Traditional ad agencies are not competing for this business. Most Americans still watch TV and the need for TV advertising will continue. The real competition remains between the digital agencies and the PR shops. During the recession, marketing dollars were reduced and companies scaled back on building fancy websites and expensive online media buys, affecting digital ad agencies’ business. Social media marketing factors accountability, measurement, monitoring, impacting the Share of Voice – disciplines that online public relations excels in and have been doing so for a while. Brands are realizing that. In industry movements – Starbucks assigned most of it’s social media to their PR agency – Edelman. PR agencies are also welcoming those changes by staffing. To keep up with their client’s creative demands, Edelman’s Digital team bought David Armano on board, a creative advertising veteran, who created large scale web builds for ad agencies such as Digitas and Agency.com. We are going to start seeing these changes more frequently. And specific PR industry hires from the advertising field, brands rewarding their social media businesses to PR agencies are just the beginning of this change that has started to shake things up.

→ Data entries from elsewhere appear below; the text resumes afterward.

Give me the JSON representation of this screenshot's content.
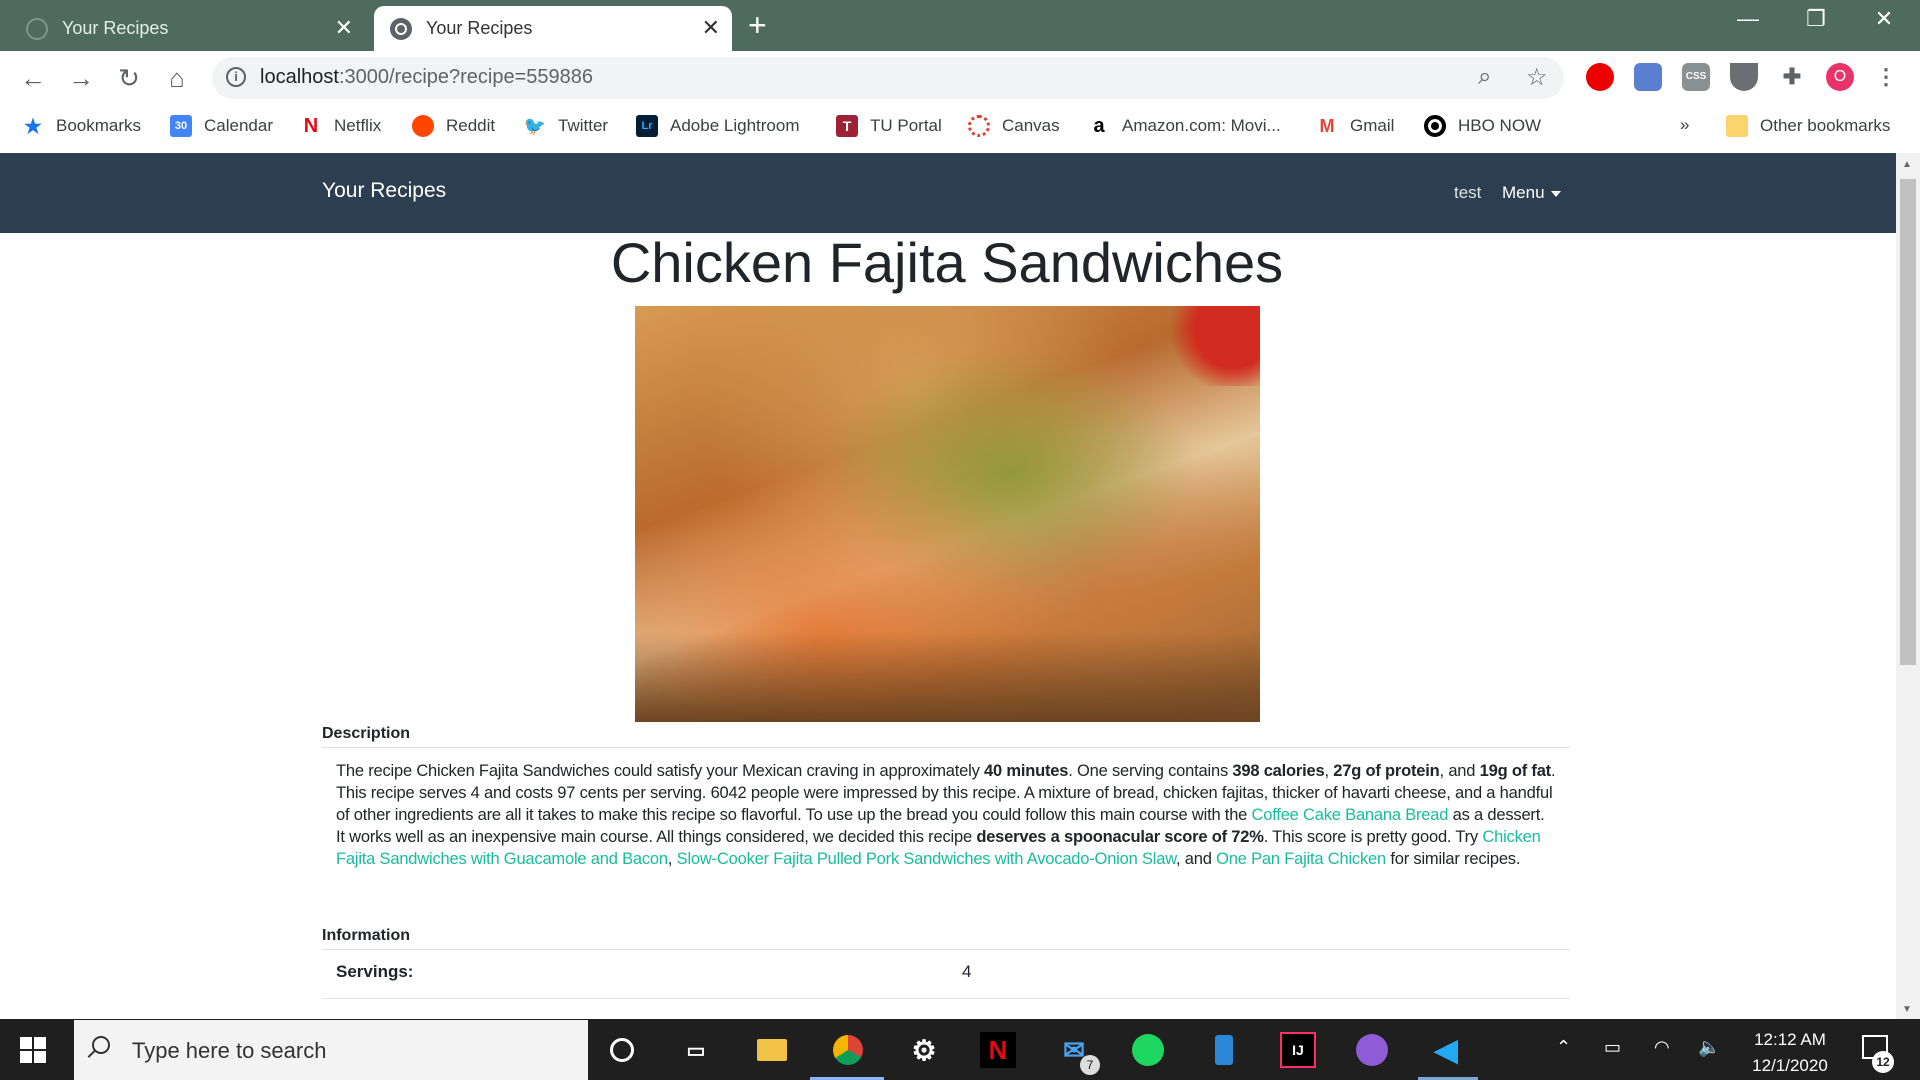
{
  "browser": {
    "tabs": [
      {
        "title": "Your Recipes",
        "active": false
      },
      {
        "title": "Your Recipes",
        "active": true
      }
    ],
    "url_host": "localhost",
    "url_rest": ":3000/recipe?recipe=559886",
    "profile_initial": "O",
    "bookmarks": [
      {
        "label": "Bookmarks",
        "icon": "star-icon"
      },
      {
        "label": "Calendar",
        "icon": "calendar-icon",
        "glyph": "30"
      },
      {
        "label": "Netflix",
        "icon": "netflix-icon",
        "glyph": "N"
      },
      {
        "label": "Reddit",
        "icon": "reddit-icon"
      },
      {
        "label": "Twitter",
        "icon": "twitter-icon"
      },
      {
        "label": "Adobe Lightroom",
        "icon": "lightroom-icon",
        "glyph": "Lr"
      },
      {
        "label": "TU Portal",
        "icon": "tu-icon",
        "glyph": "T"
      },
      {
        "label": "Canvas",
        "icon": "canvas-icon"
      },
      {
        "label": "Amazon.com: Movi...",
        "icon": "amazon-icon",
        "glyph": "a"
      },
      {
        "label": "Gmail",
        "icon": "gmail-icon",
        "glyph": "M"
      },
      {
        "label": "HBO NOW",
        "icon": "hbo-icon"
      }
    ],
    "overflow_label": "»",
    "other_bookmarks": "Other bookmarks"
  },
  "navbar": {
    "brand": "Your Recipes",
    "user": "test",
    "menu": "Menu"
  },
  "recipe": {
    "title": "Chicken Fajita Sandwiches",
    "image_alt": "Chicken fajita sandwich photo",
    "description_heading": "Description",
    "description": {
      "p1": "The recipe Chicken Fajita Sandwiches could satisfy your Mexican craving in approximately ",
      "b1": "40 minutes",
      "p2": ". One serving contains ",
      "b2": "398 calories",
      "p3": ", ",
      "b3": "27g of protein",
      "p4": ", and ",
      "b4": "19g of fat",
      "p5": ". This recipe serves 4 and costs 97 cents per serving. 6042 people were impressed by this recipe. A mixture of bread, chicken fajitas, thicker of havarti cheese, and a handful of other ingredients are all it takes to make this recipe so flavorful. To use up the bread you could follow this main course with the ",
      "l1": "Coffee Cake Banana Bread",
      "p6": " as a dessert. It works well as an inexpensive main course. All things considered, we decided this recipe ",
      "b5": "deserves a spoonacular score of 72%",
      "p7": ". This score is pretty good. Try ",
      "l2": "Chicken Fajita Sandwiches with Guacamole and Bacon",
      "p8": ", ",
      "l3": "Slow-Cooker Fajita Pulled Pork Sandwiches with Avocado-Onion Slaw",
      "p9": ", and ",
      "l4": "One Pan Fajita Chicken",
      "p10": " for similar recipes."
    },
    "information_heading": "Information",
    "info_rows": [
      {
        "label": "Servings:",
        "value": "4"
      }
    ]
  },
  "taskbar": {
    "search_placeholder": "Type here to search",
    "time": "12:12 AM",
    "date": "12/1/2020",
    "mail_badge": "7",
    "notification_count": "12"
  },
  "colors": {
    "tabbar": "#4f6b5f",
    "navbar": "#2c3e50",
    "link": "#18bc9c",
    "taskbar": "#1f1f1f"
  }
}
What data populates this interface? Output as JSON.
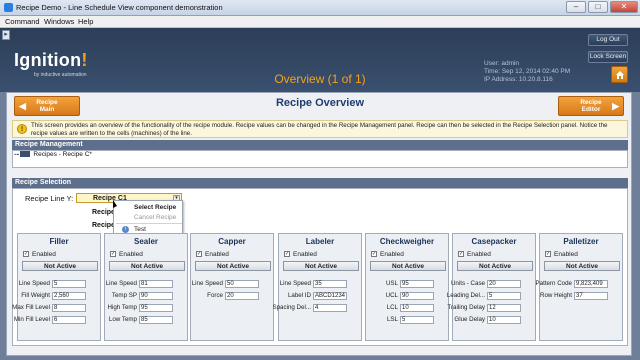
{
  "window": {
    "title": "Recipe Demo - Line Schedule View component demonstration"
  },
  "menu": {
    "items": [
      "Command",
      "Windows",
      "Help"
    ]
  },
  "header": {
    "logo": "Ignition",
    "logo_mark": "!",
    "logo_sub": "by inductive automation",
    "overview": "Overview (1 of 1)",
    "user_line": "User: admin",
    "time_line": "Time: Sep 12, 2014 02:40 PM",
    "ip_line": "IP Address: 10.20.8.116",
    "logout_label": "Log Out",
    "lockscreen_label": "Lock Screen"
  },
  "nav": {
    "left_label": "Recipe\nMain",
    "left_line1": "Recipe",
    "left_line2": "Main",
    "right_line1": "Recipe",
    "right_line2": "Editor"
  },
  "page": {
    "title": "Recipe Overview",
    "description": "This screen provides an overview of the functionality of the recipe module. Recipe values can be changed in the Recipe Management panel. Recipe can then be selected in the Recipe Selection panel. Notice the recipe values are written to the cells (machines) of the line."
  },
  "management": {
    "header": "Recipe Management",
    "tree_item": "Recipes - Recipe C*"
  },
  "selection": {
    "header": "Recipe Selection",
    "line_label": "Recipe Line Y:",
    "selected": "Recipe C1",
    "items": [
      "Recipe",
      "Recipe"
    ],
    "context_menu": [
      "Select Recipe",
      "Cancel Recipe",
      "Test"
    ]
  },
  "machines": [
    {
      "name": "Filler",
      "enabled_label": "Enabled",
      "state": "Not Active",
      "fields": [
        {
          "label": "Line Speed",
          "value": "5"
        },
        {
          "label": "Fill Weight",
          "value": "2,560"
        },
        {
          "label": "Max Fill Level",
          "value": "8"
        },
        {
          "label": "Min Fill Level",
          "value": "6"
        }
      ]
    },
    {
      "name": "Sealer",
      "enabled_label": "Enabled",
      "state": "Not Active",
      "fields": [
        {
          "label": "Line Speed",
          "value": "81"
        },
        {
          "label": "Temp SP",
          "value": "90"
        },
        {
          "label": "High Temp",
          "value": "95"
        },
        {
          "label": "Low Temp",
          "value": "85"
        }
      ]
    },
    {
      "name": "Capper",
      "enabled_label": "Enabled",
      "state": "Not Active",
      "fields": [
        {
          "label": "Line Speed",
          "value": "50"
        },
        {
          "label": "Force",
          "value": "20"
        }
      ]
    },
    {
      "name": "Labeler",
      "enabled_label": "Enabled",
      "state": "Not Active",
      "fields": [
        {
          "label": "Line Speed",
          "value": "35"
        },
        {
          "label": "Label ID",
          "value": "ABCD1234"
        },
        {
          "label": "Spacing Del...",
          "value": "4"
        }
      ]
    },
    {
      "name": "Checkweigher",
      "enabled_label": "Enabled",
      "state": "Not Active",
      "fields": [
        {
          "label": "USL",
          "value": "95"
        },
        {
          "label": "UCL",
          "value": "90"
        },
        {
          "label": "LCL",
          "value": "10"
        },
        {
          "label": "LSL",
          "value": "5"
        }
      ]
    },
    {
      "name": "Casepacker",
      "enabled_label": "Enabled",
      "state": "Not Active",
      "fields": [
        {
          "label": "Units - Case",
          "value": "20"
        },
        {
          "label": "Leading Del...",
          "value": "5"
        },
        {
          "label": "Trailing Delay",
          "value": "12"
        },
        {
          "label": "Glue Delay",
          "value": "10"
        }
      ]
    },
    {
      "name": "Palletizer",
      "enabled_label": "Enabled",
      "state": "Not Active",
      "fields": [
        {
          "label": "Pattern Code",
          "value": "9,823,409"
        },
        {
          "label": "Row Height",
          "value": "37"
        }
      ]
    }
  ],
  "colors": {
    "accent": "#f5a21a",
    "header_bg": "#2c3e58",
    "title_blue": "#1f3d6e"
  }
}
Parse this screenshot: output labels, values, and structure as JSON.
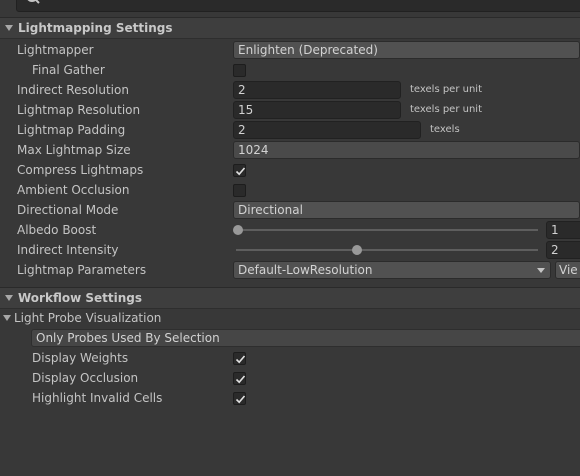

Coming from an digital advertising background myself (in fact – Publicis Modem and Agency.com, as Mr. Armano), I’m nervous that business model is losing to its PR counterparts. If brands need to focus on creating and measuring conversations and effectively execute social media programs – that is not the traditional advertising process. Sure, agencies for decades have been creating mind blowing creative campaigns, building brands, turning commercial jingles into household tunes – but while are approaching a Generation Y era, powered with Web 2.0 and iPhones and GPS mobile applications like Foursquare, the need for communication channels focuses on audience engagement and activation. Finding and recruiting influencers and making them brand evangelists are the true form of viral marketing. Being a digital marketer, everyday I encounter questions from our clients asking newer ideas on reaching their audience in unique and innovative ways, using social media. And in all honesty, I think a PR angle is far better equipped to answer that question than the standard advertising rationale. Communication and interaction will win over one-way messaging in today’s social media strategy.